The scientists said that a small part of the ice in the east lies at high altitude and is kept well below freezing point. However, its large proportion lies on bedrock that is below sea level, such as the Wilkes Basin. The ice sheet on the bedrock region is enough to raise sea levels by 19m, researchers said.
According to the scientists, East Antarctica is widely considered to be more stable than the West Antarctic as far as their ice sheet is considered.
During the study of the eastern ice sheets, researchers found that a large region of ice sheets are in danger of becoming irreversibly unstable once a relatively thin section of retaining ice on its coast is lost.
Lead author Matthias Mengel of the Potsdam Institute for Climate Research in Germany said, “The East Antarctic ice sheet has long been considered to be stable even under a warmer climate, in contrast to its West Antarctic counterpart. We have now shown that this may not be true.”

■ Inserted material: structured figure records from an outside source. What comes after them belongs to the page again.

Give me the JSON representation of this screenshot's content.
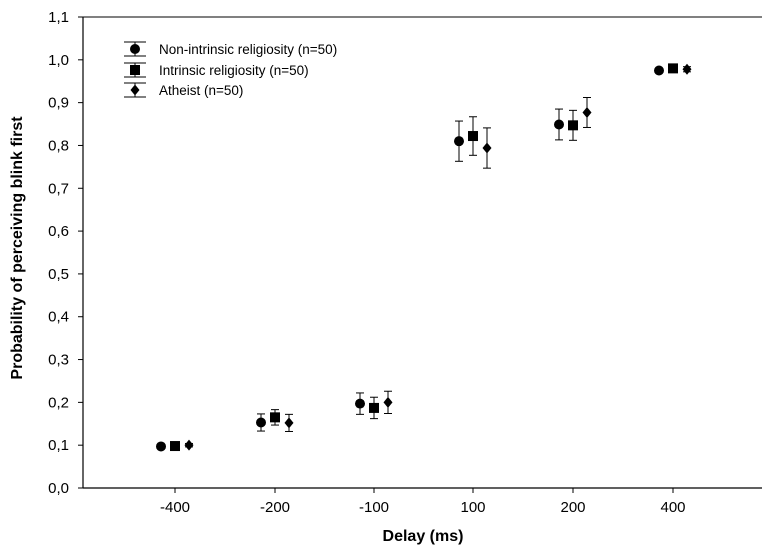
{
  "chart_data": {
    "type": "scatter",
    "title": "",
    "xlabel": "Delay (ms)",
    "ylabel": "Probability of perceiving blink first",
    "categories": [
      "-400",
      "-200",
      "-100",
      "100",
      "200",
      "400"
    ],
    "yticks": [
      "0,0",
      "0,1",
      "0,2",
      "0,3",
      "0,4",
      "0,5",
      "0,6",
      "0,7",
      "0,8",
      "0,9",
      "1,0",
      "1,1"
    ],
    "ylim": [
      0,
      1.1
    ],
    "grid": false,
    "legend_position": "top-left",
    "error_bars": true,
    "series": [
      {
        "name": "Non-intrinsic religiosity (n=50)",
        "marker": "circle",
        "values": [
          0.097,
          0.153,
          0.197,
          0.81,
          0.849,
          0.975
        ],
        "error": [
          0.003,
          0.02,
          0.025,
          0.047,
          0.036,
          0.005
        ]
      },
      {
        "name": "Intrinsic religiosity (n=50)",
        "marker": "square",
        "values": [
          0.098,
          0.165,
          0.187,
          0.822,
          0.847,
          0.98
        ],
        "error": [
          0.003,
          0.018,
          0.025,
          0.045,
          0.035,
          0.004
        ]
      },
      {
        "name": "Atheist (n=50)",
        "marker": "diamond",
        "values": [
          0.1,
          0.152,
          0.2,
          0.794,
          0.877,
          0.978
        ],
        "error": [
          0.004,
          0.02,
          0.026,
          0.047,
          0.035,
          0.006
        ]
      }
    ]
  }
}
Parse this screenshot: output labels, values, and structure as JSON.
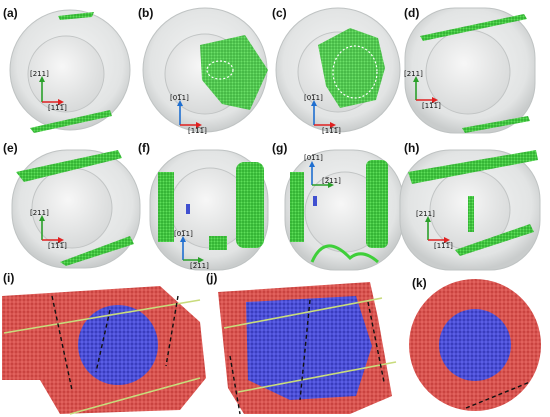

“This implies that the future sea-level contribution of the East Antarctic ice sheet may be significantly higher than previously estimated. This is important for the millions of people who live on the coasts. Every centimetre of sea level rise on top of what is already expected is going to be even more difficult to adapt to. By emitting more and more greenhouse gases we might trigger responses now that we may not be able to stop in the future,” he said.
The study is published in the journal Nature Climate Change.
With the help of computer modeling, scientists have found if the local temperatures around the East Antarctic rise, the ice sheet will continue to melt to a point when it will become irreversible.